Cluster truncated Wigner approximation for bond-disordered Heisenberg spin models

TL;DR

This paper evaluates the cluster Truncated Wigner Approximation (cTWA) for disordered Heisenberg spin chains, demonstrating its high accuracy with optimal clustering strategies and introducing a new initial sampling scheme to improve computational efficiency.

Contribution

It introduces a clustering strategy inspired by SDRG for cTWA and develops a discrete sampling scheme for the initial Wigner function, enhancing accuracy and efficiency.

Findings

cTWA yields highly accurate results across parameters.

Cluster choice based on SDRG improves accuracy, especially in strong disorder.

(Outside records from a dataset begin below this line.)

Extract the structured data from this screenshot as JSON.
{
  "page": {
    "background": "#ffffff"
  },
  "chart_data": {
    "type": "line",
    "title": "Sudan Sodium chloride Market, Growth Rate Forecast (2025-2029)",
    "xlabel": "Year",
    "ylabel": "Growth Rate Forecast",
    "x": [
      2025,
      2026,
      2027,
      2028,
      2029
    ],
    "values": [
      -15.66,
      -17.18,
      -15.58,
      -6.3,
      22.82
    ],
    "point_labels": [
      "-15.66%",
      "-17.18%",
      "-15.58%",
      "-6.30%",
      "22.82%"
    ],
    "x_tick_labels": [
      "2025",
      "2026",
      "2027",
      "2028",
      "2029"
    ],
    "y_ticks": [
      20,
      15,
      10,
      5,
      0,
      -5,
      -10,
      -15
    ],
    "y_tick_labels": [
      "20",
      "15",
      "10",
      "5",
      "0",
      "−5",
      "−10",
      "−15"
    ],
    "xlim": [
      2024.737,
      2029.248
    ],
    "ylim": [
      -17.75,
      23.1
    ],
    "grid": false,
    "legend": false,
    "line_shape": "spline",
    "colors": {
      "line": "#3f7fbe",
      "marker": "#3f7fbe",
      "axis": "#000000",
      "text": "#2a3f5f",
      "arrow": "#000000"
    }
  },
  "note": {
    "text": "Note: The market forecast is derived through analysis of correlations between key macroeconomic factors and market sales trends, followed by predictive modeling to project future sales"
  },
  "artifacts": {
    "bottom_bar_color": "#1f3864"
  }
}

The new sampling scheme reduces Monte Carlo noise.

Abstract

We present a comprehensive numerical investigation of the cluster Truncated Wigner Approximation (cTWA) applied to quench dynamics in bond-disordered Heisenberg spin chains with power-law interactions. We find that cTWA yields highly accurate results over a wide parameter range. However, its accuracy hinges on a suitable choice of clusters. By using a clustering strategy inspired by the strong disorder renormalisation group (SDRG)/real-space renormalization group (RSRG), clusters of two spins are sufficient to obtain essentially exact results in the regime of strong disorder. Surprisingly, even for rather weak disorder, e.g.\ in the presence of very long-range interactions, this choice of clustering outperforms a naive choice of clusters of consecutive spins. Additionally, we develop a discrete sampling scheme for the initial Wigner function, as an alternative to the originally introduced scheme based on Gaussian approximations. This sampling scheme puts cTWA on the same conceptional footing as regular dTWA for single spins and yields some reduction in the Monte Carlo shot noise compared to the Gaussian scheme.